Japonaise s’éventant avec un uchiwa. (Pixta)
Dans le « Rouleau des Malades ! (Yamai no sôshi), un rouleau illustré datant du XIIe siècle , un samouraï de rang inférieur est représenté tenant un éventail plat de forme uchiwa qui semble fait de feuilles de palme tressées. À l’époque, de nombreux éventails étaient de forme arrondie, c’est pourquoi la graphie combinant les idéogrammes signifiant « rond ! et « éventail » (団扇) s’est imposée pour désigner cet objet. Pendant les temps agités de la période Sengoku (1467-1568), les gunbai, des éventails à usage militaire de forme uchiwa faits de cuir ou de fer, servaient à transmettre l’ordre de bataille.
À partir de l’époque d’Edo (1603-1868), les éventails à armature en bambou recouverte de papier et illustrée passent dans l’usage courant. Ils sont ornés d’estampes délicates de type nishiki-e (gravure sur bloc de bois ) ou représentent des acteurs de kabuki. Certaines œuvres de style ukiyo-e, typiques de cette époque, représentent des femmes tenant des uchiwa dans la fraîcheur du soir.
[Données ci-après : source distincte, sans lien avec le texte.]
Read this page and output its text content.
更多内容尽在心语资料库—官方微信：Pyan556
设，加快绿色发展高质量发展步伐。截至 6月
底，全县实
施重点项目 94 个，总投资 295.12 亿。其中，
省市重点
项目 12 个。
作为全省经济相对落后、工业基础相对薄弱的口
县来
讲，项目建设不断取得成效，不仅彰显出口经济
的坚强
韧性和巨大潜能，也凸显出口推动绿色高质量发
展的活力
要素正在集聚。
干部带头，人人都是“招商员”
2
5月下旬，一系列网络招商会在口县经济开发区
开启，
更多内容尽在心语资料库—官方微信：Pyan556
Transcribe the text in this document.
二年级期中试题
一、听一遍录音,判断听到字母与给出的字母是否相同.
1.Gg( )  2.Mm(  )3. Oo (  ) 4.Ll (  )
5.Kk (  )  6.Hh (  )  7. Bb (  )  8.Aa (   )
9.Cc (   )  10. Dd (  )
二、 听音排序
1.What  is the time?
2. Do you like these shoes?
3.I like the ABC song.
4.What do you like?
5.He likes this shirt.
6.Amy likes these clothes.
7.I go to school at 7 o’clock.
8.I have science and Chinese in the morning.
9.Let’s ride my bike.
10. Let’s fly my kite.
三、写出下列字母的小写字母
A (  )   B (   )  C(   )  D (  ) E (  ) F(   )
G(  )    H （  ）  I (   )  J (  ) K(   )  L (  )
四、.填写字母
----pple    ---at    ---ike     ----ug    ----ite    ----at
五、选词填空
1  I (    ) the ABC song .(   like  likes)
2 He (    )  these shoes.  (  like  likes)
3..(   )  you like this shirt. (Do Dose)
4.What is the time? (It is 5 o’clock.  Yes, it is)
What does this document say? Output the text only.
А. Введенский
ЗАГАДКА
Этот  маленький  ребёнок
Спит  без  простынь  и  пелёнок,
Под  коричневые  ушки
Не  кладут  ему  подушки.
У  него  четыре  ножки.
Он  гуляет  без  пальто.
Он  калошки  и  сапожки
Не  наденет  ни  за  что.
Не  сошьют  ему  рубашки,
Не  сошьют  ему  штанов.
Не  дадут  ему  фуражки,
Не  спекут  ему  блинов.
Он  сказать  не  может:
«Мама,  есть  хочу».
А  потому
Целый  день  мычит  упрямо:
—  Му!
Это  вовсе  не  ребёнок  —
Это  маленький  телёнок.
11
Ces éventails faisaient alors partie intégrante de la vie quotidienne. Parfois, on utilisait de la soie plutôt que du papier. Pour fabriquer les uchiwa shibu, on enduisait le papier de tanin de kaki (kaki-shibu). Plus résistants, ces éventails servaient dans toutes les couches de la société pour allumer le feu . Aujourd’hui encore, ils sont souvent utilisés pour forcer la flamme dans la préparation des brochettes de poulet yakitori et des anguilles grillées ou même pour refroidir le riz servant à la confection des sushis.
Utiliser un uchiwa pour allumer un feu. (Pixta)
Les trois meilleurs uchiwa du Japon sont le kyô-uchiwa, le marugame-uchiwa et le bôshû-uchiwa. Les kyô-uchiwa tiennent leur nom de leur ville d’origine. Fabriqués à Kyoto, on les reconnaît à leurs fines nervures en rayons et à leur manche enchâssé (fabriqué à part puis imbriqué). Les marugame-uchiwa sont originaires de la ville de Marugame, à Kagawa. L’armature, faite en bambou d’Ehime, est recouverte de papier de Kôchi grâce à une colle produite à Tokushima ; tous les matériaux proviennent des quatre préfectures de Shikoku. On se sert du bambou otoko-dake (ou bambou madake). Pour le manche, la canne est unique et épaisse puis fendue à plat au sommet pour le cadre et coupée pour les nervures. Enfin, le bôshû-uchiwa qui vient de la commune de Minami-Bôsô ( à Chiba) est fabriqué avec des cannes plus fines dites onna-dake (bambou simon), leur forme est plus arrondie.
Des éventails de type kyô-uchiwa
Un marugame-uchiwa (photo avec l’aimable autorisation de l’Office du tourisme de Marugame)
Un bōshū-uchiwa (photo avec l’aimable autorisation de la banque de photos de Minami-Bôsô)
Les uchiwa modernes sont faits de matériaux divers, en tissu voire même en plastique. De nos jours, les spectateurs s’en servent pour applaudir lors de concerts et les supporters pour soutenir leur équipe lors d’un match. Ils sont parfois distribués gratuitement par les entreprises qui les utilisent en support publicitaire.